Allogenic Mesenchymal Stem Cell Transplantation For Refractory Severe Pyoderma GangrenosumXi Yang, Dandan Wang, Jun Liang, Jinyun Chen, Xuebing Feng and Lingyun Sun*
Department of Rheumatology and Immunology, The Affiliated Drum Tower Hospital of Nanjing University Medical School, Nanjing, China
- *Corresponding Author:
- Lingyun Sun, MD, PhD
Department of Rheumatology and Immunology
The Affiliated Drum Tower Hospital of Nanjing University medical School, Nanjing, China
E-mail: [email protected]
Received date: April 14, 2014; Accepted date: June 20, 2014; Published date: June 22, 2014
Citation: Yang X, Wang D, Liang J, Chen J, Feng X, et al. (2014) Allogenic Mesenchymal Stem Cell Transplantation for Refractory Severe Pyoderma Gangrenosum. J Stem Cell Res Ther 4:213. doi:10.4172/2157-7633.1000213
Copyright: © 2014 Yang X, et al. This is an open-access article distributed under the terms of the Creative Commons Attribution License, which permits unrestricted use, distribution, and reproduction in any medium, provided the original author and source are credited.
Background: Pyoderma Gangrenosum (PG) is a rare and an idiopathic, inflammatory ulcerative condition, which is a diagnosis of exclusion and the treatment are empirical and based on small series or local experience. Mesenchymal stem cells (MSCs) have immunomodulatory and tissue-repairing effects in autoimmune diseases.
Objectives: This study aimed to assess the efficacy of UC-MSCT and define whether there is remission of wounded skin in refractory severe PG patient.
Methods: Twenty nine year old male PG patient was recuited. UC-MSCs were prepared by the Stem Cell Center of Jiangsu Province (Beike Bio-Technology). The patient underwent two times of UC-MSCT on June 13th, 2012 and June 27th, 2012. The protocol was approved by our Ethics Committee and informed consent was signed from the patient.

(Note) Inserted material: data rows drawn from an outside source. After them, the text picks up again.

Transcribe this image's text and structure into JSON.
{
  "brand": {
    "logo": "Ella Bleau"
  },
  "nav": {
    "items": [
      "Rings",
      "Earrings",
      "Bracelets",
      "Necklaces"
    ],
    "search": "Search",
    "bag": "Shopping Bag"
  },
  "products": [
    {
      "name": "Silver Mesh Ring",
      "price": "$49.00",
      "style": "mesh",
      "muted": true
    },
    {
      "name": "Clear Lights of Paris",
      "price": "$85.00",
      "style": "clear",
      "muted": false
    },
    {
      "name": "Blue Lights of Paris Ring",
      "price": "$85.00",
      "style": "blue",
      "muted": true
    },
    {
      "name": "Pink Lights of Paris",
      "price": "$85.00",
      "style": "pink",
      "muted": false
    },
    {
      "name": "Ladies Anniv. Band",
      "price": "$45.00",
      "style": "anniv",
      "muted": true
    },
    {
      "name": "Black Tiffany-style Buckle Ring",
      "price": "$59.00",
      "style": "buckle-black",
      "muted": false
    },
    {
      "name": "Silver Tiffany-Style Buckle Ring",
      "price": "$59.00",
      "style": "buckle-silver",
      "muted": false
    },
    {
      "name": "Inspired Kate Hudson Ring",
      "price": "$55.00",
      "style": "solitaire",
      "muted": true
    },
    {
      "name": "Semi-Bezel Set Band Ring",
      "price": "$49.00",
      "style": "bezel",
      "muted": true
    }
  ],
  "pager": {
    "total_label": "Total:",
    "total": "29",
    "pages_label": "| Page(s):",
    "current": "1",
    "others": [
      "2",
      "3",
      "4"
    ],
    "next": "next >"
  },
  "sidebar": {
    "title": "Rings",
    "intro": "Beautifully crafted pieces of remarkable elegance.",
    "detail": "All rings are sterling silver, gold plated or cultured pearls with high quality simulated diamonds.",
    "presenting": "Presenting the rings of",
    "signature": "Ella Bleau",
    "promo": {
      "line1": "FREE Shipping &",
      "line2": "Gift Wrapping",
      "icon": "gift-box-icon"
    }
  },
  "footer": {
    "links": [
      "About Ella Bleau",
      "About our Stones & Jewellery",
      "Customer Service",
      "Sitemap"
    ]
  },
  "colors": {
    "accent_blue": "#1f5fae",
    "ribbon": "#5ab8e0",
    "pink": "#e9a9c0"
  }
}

Results: The PG patient presented with pustules over the lower limbs and was refractory to oral prednisolone (initially 60 mg per day, tapered in 8 weekly steps to 5 mg per day) , pulse intravenous cyclophosphamide (0.6 g per month for 6 months) and he also underwent two times unsuccessful of skin grafting for the lower extremity ulcers. There are no adverse events during the UC-MSCT treatment. After one week, he was free of intense pain and the exudation significantly reduced. Auto-skin grafting was given 4 weeks after UC-MSCT and the grafts came from his back and inner thigh. His ulcers significantly healed with complete resolution of pain 2 months after UC-MSCT. Maintenance therapy followed transplantation included prednisone 5 mg per day and intravenous cyclophosphamide 0.6 g per month.
Conclusions: This is the first reported case of successful allogenic UC-MSCT for refractory severe PG. Although additional studies are needed to confirm this finding, we believe that UC-MSCT may be considered a therapeutic option in large area ulcerative PG patients unresponsive to conventional treatments.